Я говорил Ивану Степановичу, что не стоит так болезненно воспринимать историю с разграничительной линией, хотя непосредственно участвовать в штурме Берлина заманчиво и почетно. Главное — разбить врага, одержать окончательную победу, а пожинать лавры, право слово, успеется. Тем более что победу добывает прежде всего наш главный и скромный герой — советский солдат.
— Я не о личной славе пекусь, а отстаиваю интересы всего фронта, ответил И. С. Конев.
После внимательного изучения плана операции мы в обеденный перерыв переключились на беседу о боевых действиях союзников, начавших быстрое продвижение в глубь Германии.
— Вы заметили, Константин Васильевич, как политика сильно влияет на стратегию фашистского генералитета? — обратился ко мне с вопросом Василий Данилович Соколовский. — Те самые немецкие дивизии, что громили англоамериканские войска в Арденнах, теперь почти без боев отдают железобетонные укрепления линии Зигфрида, считавшейся неприступной. Они позволяют англичанам и американцам беспрепятственно захватывать исправные мосты через Рейн и десятками тысяч сдаются в плен. Их поведение на Западном театре военных действий подозрительно напоминает негласную и скрытую капитуляцию перед нашими союзниками. Гитлеровцы затеяли какую-то подлую закулисную возню, виляя хвостом перед буржуазным Западом. В то же время они усиливают сопротивление на Востоке и свои острые клыки устремили на нас, не на жизнь, а на смерть борются с Советской Армией.
— Не является ли заявление Белого дома следствием подобных закулисных махинаций? — высказал предположение генерал Н. Т. Кальченко. Только что просмотрев свежие газеты, он зачитал нам сообщение корреспондента "Дейли мейл" из Нью-Йорка. В нем говорилось, что президент США 27 марта 1945 года отдал распоряжение членам своего кабинета и всем дипломатическим представителям оставаться в Европе, на своих постах и быть готовыми к действиям в случае какого-либо чрезвычайного события или быстрого краха фашистской Германии.

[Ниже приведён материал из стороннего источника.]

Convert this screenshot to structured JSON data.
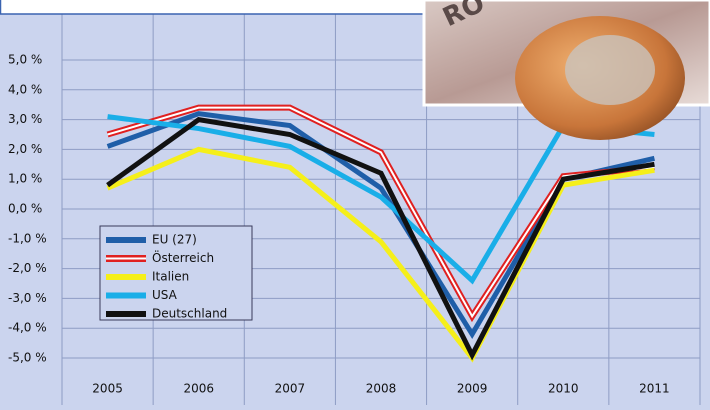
{
  "chart_data": {
    "type": "line",
    "categories": [
      "2005",
      "2006",
      "2007",
      "2008",
      "2009",
      "2010",
      "2011"
    ],
    "series": [
      {
        "name": "EU (27)",
        "color": "#1f5ea8",
        "values": [
          2.1,
          3.2,
          2.8,
          0.7,
          -4.2,
          1.0,
          1.7
        ]
      },
      {
        "name": "Österreich",
        "color": "#e02020",
        "values": [
          2.5,
          3.4,
          3.4,
          1.9,
          -3.6,
          1.1,
          1.4
        ]
      },
      {
        "name": "Italien",
        "color": "#f5ef1a",
        "values": [
          0.7,
          2.0,
          1.4,
          -1.1,
          -5.0,
          0.8,
          1.3
        ]
      },
      {
        "name": "USA",
        "color": "#19aee8",
        "values": [
          3.1,
          2.7,
          2.1,
          0.4,
          -2.4,
          2.8,
          2.5
        ]
      },
      {
        "name": "Deutschland",
        "color": "#111111",
        "values": [
          0.8,
          3.0,
          2.5,
          1.2,
          -4.9,
          1.0,
          1.5
        ]
      }
    ],
    "ylim": [
      -5.5,
      6
    ],
    "yticks": [
      {
        "value": -5,
        "label": "-5,0 %"
      },
      {
        "value": -4,
        "label": "-4,0 %"
      },
      {
        "value": -3,
        "label": "-3,0 %"
      },
      {
        "value": -2,
        "label": "-2,0 %"
      },
      {
        "value": -1,
        "label": "-1,0 %"
      },
      {
        "value": 0,
        "label": "0,0 %"
      },
      {
        "value": 1,
        "label": "1,0 %"
      },
      {
        "value": 2,
        "label": "2,0 %"
      },
      {
        "value": 3,
        "label": "3,0 %"
      },
      {
        "value": 4,
        "label": "4,0 %"
      },
      {
        "value": 5,
        "label": "5,0 %"
      }
    ],
    "grid": true
  }
}
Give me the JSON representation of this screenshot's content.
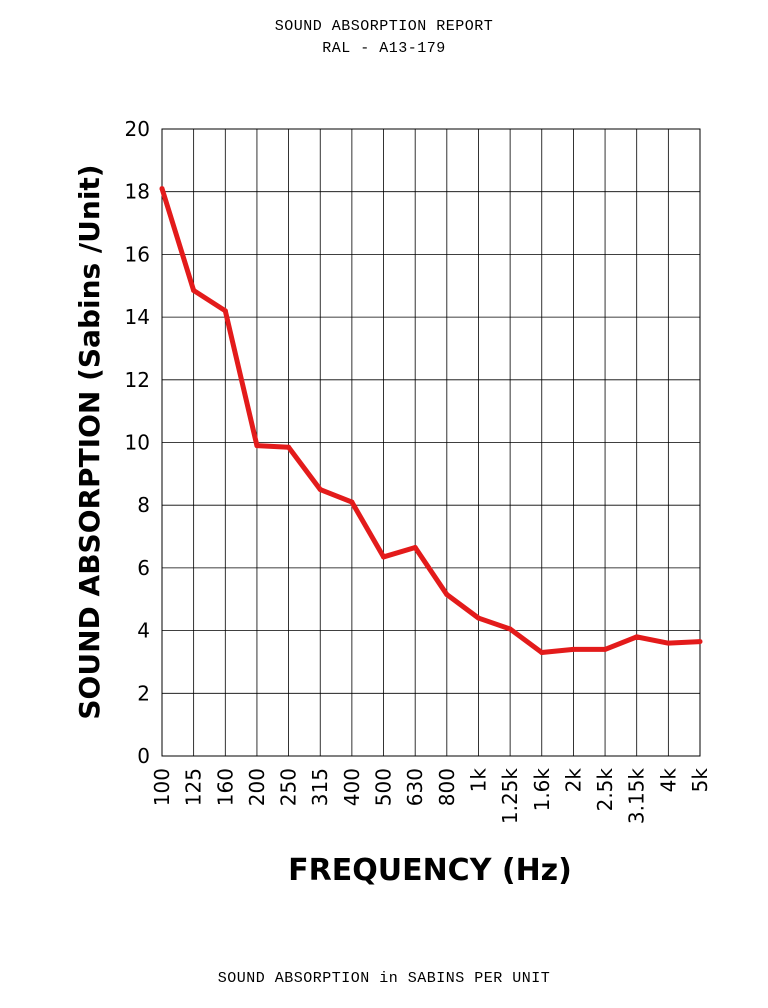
{
  "header": {
    "title": "SOUND ABSORPTION REPORT",
    "subtitle": "RAL - A13-179"
  },
  "footer": {
    "caption": "SOUND ABSORPTION in SABINS PER UNIT"
  },
  "chart_data": {
    "type": "line",
    "title": "SOUND ABSORPTION REPORT",
    "subtitle": "RAL - A13-179",
    "xlabel": "FREQUENCY (Hz)",
    "ylabel": "SOUND ABSORPTION (Sabins /Unit)",
    "categories": [
      "100",
      "125",
      "160",
      "200",
      "250",
      "315",
      "400",
      "500",
      "630",
      "800",
      "1k",
      "1.25k",
      "1.6k",
      "2k",
      "2.5k",
      "3.15k",
      "4k",
      "5k"
    ],
    "series": [
      {
        "values": [
          18.1,
          14.85,
          14.2,
          9.9,
          9.85,
          8.5,
          8.1,
          6.35,
          6.65,
          5.15,
          4.4,
          4.05,
          3.3,
          3.4,
          3.4,
          3.8,
          3.6,
          3.65
        ],
        "color": "#e31b1b"
      }
    ],
    "ylim": [
      0,
      20
    ],
    "yticks": [
      0,
      2,
      4,
      6,
      8,
      10,
      12,
      14,
      16,
      18,
      20
    ],
    "grid": true,
    "legend": "none"
  }
}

Но мы прекрасно понимали, что крах гитлеровского режима сам по себе не наступит, что решающее слово здесь скажет Советская Армия, призванная добить фашистского зверя в его собственной берлоге. О закулисных переговорах гитлеровцев с англо-американскими кругами мы в то время, разумеется, не знали, могли лишь строить догадки на этот счет.

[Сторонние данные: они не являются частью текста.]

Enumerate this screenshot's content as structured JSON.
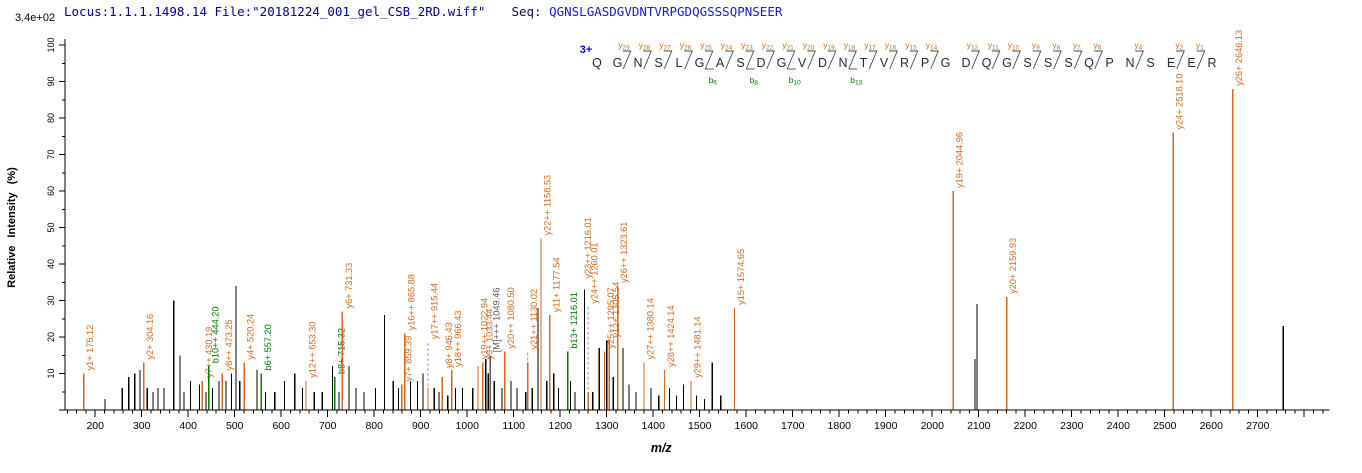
{
  "header": {
    "locus_file": "Locus:1.1.1.1498.14 File:\"20181224_001_gel_CSB_2RD.wiff\"",
    "seq_label": "Seq:",
    "sequence": "QGNSLGASDGVDNTVRPGDQGSSSQPNSEER"
  },
  "colors": {
    "y_ion": "#d2691e",
    "b_ion": "#007a00",
    "precursor": "#5a5a5a",
    "unassigned": "#000000",
    "axis": "#000000",
    "header_navy": "#00008b",
    "sequence_blue": "#1a1acd",
    "charge_blue": "#0000cc",
    "ladder_letter": "#2a2a2a",
    "connector_gray": "#999999"
  },
  "chart_data": {
    "type": "bar",
    "kind": "ms2-fragmentation-spectrum",
    "title": "",
    "xlabel": "m/z",
    "ylabel": "Relative Intensity (%)",
    "y_scale_note": "3.4e+02",
    "xlim": [
      135,
      2850
    ],
    "ylim": [
      0,
      100
    ],
    "x_major_tick_start": 200,
    "x_major_tick_end": 2700,
    "x_major_tick_step": 100,
    "x_minor_tick_step": 20,
    "y_major_tick_step": 10,
    "y_minor_tick_step": 5,
    "precursor_charge": "3+",
    "ladder": {
      "residues": [
        "Q",
        "G",
        "N",
        "S",
        "L",
        "G",
        "A",
        "S",
        "D",
        "G",
        "V",
        "D",
        "N",
        "T",
        "V",
        "R",
        "P",
        "G",
        "D",
        "Q",
        "G",
        "S",
        "S",
        "S",
        "Q",
        "P",
        "N",
        "S",
        "E",
        "E",
        "R"
      ],
      "y_ions": [
        {
          "pos": 2,
          "num": "29"
        },
        {
          "pos": 3,
          "num": "28"
        },
        {
          "pos": 4,
          "num": "27"
        },
        {
          "pos": 5,
          "num": "26"
        },
        {
          "pos": 6,
          "num": "25"
        },
        {
          "pos": 7,
          "num": "24"
        },
        {
          "pos": 8,
          "num": "23"
        },
        {
          "pos": 9,
          "num": "22"
        },
        {
          "pos": 10,
          "num": "21"
        },
        {
          "pos": 11,
          "num": "20"
        },
        {
          "pos": 12,
          "num": "19"
        },
        {
          "pos": 13,
          "num": "18"
        },
        {
          "pos": 14,
          "num": "17"
        },
        {
          "pos": 15,
          "num": "16"
        },
        {
          "pos": 16,
          "num": "15"
        },
        {
          "pos": 17,
          "num": "14"
        },
        {
          "pos": 19,
          "num": "12"
        },
        {
          "pos": 20,
          "num": "11"
        },
        {
          "pos": 21,
          "num": "10"
        },
        {
          "pos": 22,
          "num": "9"
        },
        {
          "pos": 23,
          "num": "8"
        },
        {
          "pos": 24,
          "num": "7"
        },
        {
          "pos": 25,
          "num": "6"
        },
        {
          "pos": 27,
          "num": "4"
        },
        {
          "pos": 29,
          "num": "2"
        },
        {
          "pos": 30,
          "num": "1"
        }
      ],
      "b_ions": [
        {
          "pos": 6,
          "num": "6"
        },
        {
          "pos": 8,
          "num": "8"
        },
        {
          "pos": 10,
          "num": "10"
        },
        {
          "pos": 13,
          "num": "13"
        }
      ]
    },
    "peaks": [
      {
        "mz": 175.12,
        "i": 10,
        "ion": "y",
        "label": "y1+ 175.12"
      },
      {
        "mz": 304.16,
        "i": 13,
        "ion": "y",
        "label": "y2+ 304.16"
      },
      {
        "mz": 430.19,
        "i": 8,
        "ion": "y",
        "label": "y7++ 430.19"
      },
      {
        "mz": 444.2,
        "i": 12,
        "ion": "b",
        "label": "b10++ 444.20"
      },
      {
        "mz": 473.25,
        "i": 10,
        "ion": "y",
        "label": "y8++ 473.25"
      },
      {
        "mz": 520.24,
        "i": 13,
        "ion": "y",
        "label": "y4+ 520.24"
      },
      {
        "mz": 557.2,
        "i": 10,
        "ion": "b",
        "label": "b6+ 557.20"
      },
      {
        "mz": 653.3,
        "i": 8,
        "ion": "y",
        "label": "y12++ 653.30"
      },
      {
        "mz": 715.32,
        "i": 9,
        "ion": "b",
        "label": "b8+ 715.32"
      },
      {
        "mz": 731.33,
        "i": 27,
        "ion": "y",
        "label": "y6+ 731.33"
      },
      {
        "mz": 859.39,
        "i": 7,
        "ion": "y",
        "label": "y7+ 859.39"
      },
      {
        "mz": 865.88,
        "i": 21,
        "ion": "y",
        "label": "y16++ 865.88"
      },
      {
        "mz": 915.44,
        "i": 6,
        "ion": "y",
        "label": "y17++ 915.44",
        "lift": 46,
        "dash": true
      },
      {
        "mz": 946.43,
        "i": 9,
        "ion": "y",
        "label": "y8+ 946.43",
        "lift": 6
      },
      {
        "mz": 966.43,
        "i": 11,
        "ion": "y",
        "label": "y18++ 966.43"
      },
      {
        "mz": 1022.94,
        "i": 12,
        "ion": "y",
        "label": "y19++ 1022.94",
        "lift": 4
      },
      {
        "mz": 1033.44,
        "i": 13,
        "ion": "y",
        "label": "y9+ 1033.44"
      },
      {
        "mz": 1049.46,
        "i": 15,
        "ion": "M",
        "label": "[M]+++ 1049.46"
      },
      {
        "mz": 1080.5,
        "i": 16,
        "ion": "y",
        "label": "y20++ 1080.50"
      },
      {
        "mz": 1130.02,
        "i": 13,
        "ion": "y",
        "label": "y21++ 1130.02",
        "lift": 10,
        "dash": true
      },
      {
        "mz": 1158.53,
        "i": 47,
        "ion": "y",
        "label": "y22++ 1158.53"
      },
      {
        "mz": 1177.54,
        "i": 26,
        "ion": "y",
        "label": "y11+ 1177.54"
      },
      {
        "mz": 1216.01,
        "i": 16,
        "ion": "b",
        "label": "b13+ 1216.01"
      },
      {
        "mz": 1216.01,
        "i": 16,
        "ion": "y",
        "label": "y23++ 1216.01",
        "lift": 70,
        "label_only": true,
        "dx": 14
      },
      {
        "mz": 1260.01,
        "i": 5,
        "ion": "y",
        "label": "y24++ 1260.01",
        "lift": 85,
        "dash": true
      },
      {
        "mz": 1295.07,
        "i": 16,
        "ion": "y",
        "label": "y25++ 1295.07"
      },
      {
        "mz": 1305.54,
        "i": 19,
        "ion": "y",
        "label": "y12+ 1305.54"
      },
      {
        "mz": 1323.61,
        "i": 34,
        "ion": "y",
        "label": "y26++ 1323.61"
      },
      {
        "mz": 1380.14,
        "i": 13,
        "ion": "y",
        "label": "y27++ 1380.14"
      },
      {
        "mz": 1424.14,
        "i": 11,
        "ion": "y",
        "label": "y28++ 1424.14"
      },
      {
        "mz": 1481.14,
        "i": 8,
        "ion": "y",
        "label": "y29++ 1481.14"
      },
      {
        "mz": 1574.65,
        "i": 28,
        "ion": "y",
        "label": "y15+ 1574.65"
      },
      {
        "mz": 2044.96,
        "i": 60,
        "ion": "y",
        "label": "y19+ 2044.96"
      },
      {
        "mz": 2159.93,
        "i": 31,
        "ion": "y",
        "label": "y20+ 2159.93"
      },
      {
        "mz": 2518.1,
        "i": 76,
        "ion": "y",
        "label": "y24+ 2518.10"
      },
      {
        "mz": 2646.13,
        "i": 88,
        "ion": "y",
        "label": "y26+ 2646.13"
      }
    ],
    "peaks_unassigned": [
      [
        221,
        3
      ],
      [
        258,
        6
      ],
      [
        272,
        9
      ],
      [
        285,
        10
      ],
      [
        296,
        11
      ],
      [
        312,
        6
      ],
      [
        324,
        5
      ],
      [
        335,
        6
      ],
      [
        348,
        6
      ],
      [
        369,
        30
      ],
      [
        382,
        15
      ],
      [
        391,
        5
      ],
      [
        405,
        8
      ],
      [
        424,
        7
      ],
      [
        438,
        5
      ],
      [
        452,
        6
      ],
      [
        466,
        8
      ],
      [
        481,
        8
      ],
      [
        493,
        10
      ],
      [
        503,
        34
      ],
      [
        511,
        8
      ],
      [
        548,
        11
      ],
      [
        566,
        5
      ],
      [
        586,
        5
      ],
      [
        607,
        8
      ],
      [
        629,
        10
      ],
      [
        646,
        6
      ],
      [
        671,
        5
      ],
      [
        688,
        5
      ],
      [
        710,
        12
      ],
      [
        724,
        5
      ],
      [
        746,
        12
      ],
      [
        761,
        6
      ],
      [
        778,
        5
      ],
      [
        803,
        6
      ],
      [
        822,
        26
      ],
      [
        841,
        8
      ],
      [
        852,
        6
      ],
      [
        878,
        8
      ],
      [
        893,
        8
      ],
      [
        905,
        10
      ],
      [
        929,
        6
      ],
      [
        939,
        5
      ],
      [
        958,
        4
      ],
      [
        975,
        6
      ],
      [
        990,
        6
      ],
      [
        1012,
        6
      ],
      [
        1040,
        14
      ],
      [
        1045,
        10
      ],
      [
        1058,
        8
      ],
      [
        1075,
        6
      ],
      [
        1094,
        8
      ],
      [
        1107,
        6
      ],
      [
        1126,
        5
      ],
      [
        1140,
        6
      ],
      [
        1152,
        28
      ],
      [
        1171,
        8
      ],
      [
        1186,
        10
      ],
      [
        1196,
        6
      ],
      [
        1222,
        8
      ],
      [
        1232,
        5
      ],
      [
        1252,
        33
      ],
      [
        1270,
        5
      ],
      [
        1284,
        17
      ],
      [
        1300,
        19
      ],
      [
        1314,
        9
      ],
      [
        1335,
        17
      ],
      [
        1348,
        7
      ],
      [
        1363,
        5
      ],
      [
        1395,
        6
      ],
      [
        1412,
        4
      ],
      [
        1435,
        6
      ],
      [
        1450,
        4
      ],
      [
        1465,
        7
      ],
      [
        1493,
        4
      ],
      [
        1510,
        3
      ],
      [
        1527,
        13
      ],
      [
        1545,
        4
      ],
      [
        2092,
        14
      ],
      [
        2096,
        29
      ],
      [
        2755,
        23
      ]
    ]
  }
}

Как рассказывал потом вернувшийся из Москвы Конев, обсуждение в Ставке плана Берлинской операции по предложению Сталина началось с того, что начальник оперативного управления Генерального штаба генерал С. М. Штеменко зачитал документ о замысле англоамериканского командования захватить Берлин раньше Советской Армии. Основная группировка создавалась под командованием фельдмаршала Монтгомери, которая должна была по кратчайшему пути севернее Рура прорваться к Берлину.

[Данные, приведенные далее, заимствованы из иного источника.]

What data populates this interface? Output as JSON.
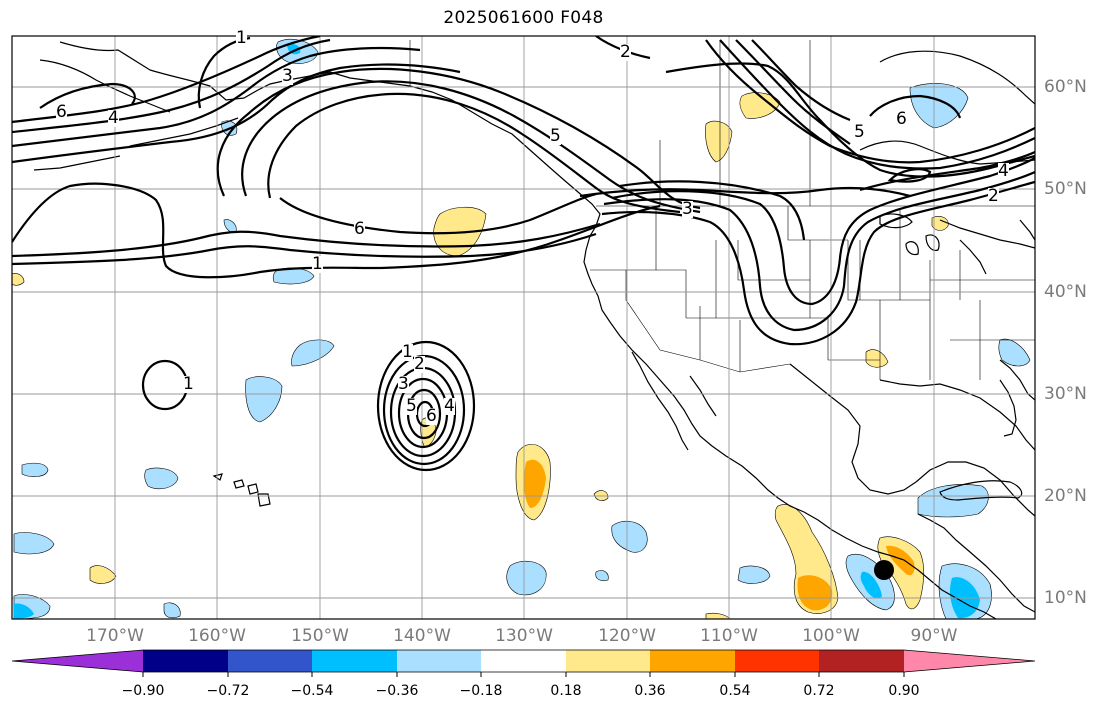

Верховный Главнокомандующий располагал неопровержимыми данными о закулисных переговорах гитлеровских агентов с небезызвестным Алленом Даллесом и другими представителями англо-американских кругов по поводу сепаратного мира.
Именно 1 апреля 1945 года, когда в Кремле обсуждался план Берлинской операции, премьер Великобритании У. Черчилль, известный своими давними антикоммунистическими и антисоветскими настроениями, в послании президенту США писал: "Русские армии, несомненно, захватят всю Австрию и войдут в Вену. Если они захватят также Берлин, то не создастся ли у них слишком преувеличенное представление о том, будто они внесли подавляющий вклад в нашу общую победу… Поэтому я считаю, что с политической точки зрения нам следует продвигаться в Германии как можно дальше на восток и что в том случае, если Берлин окажется в пределах нашей досягаемости, мы, несомненно, должны его взять"{111}.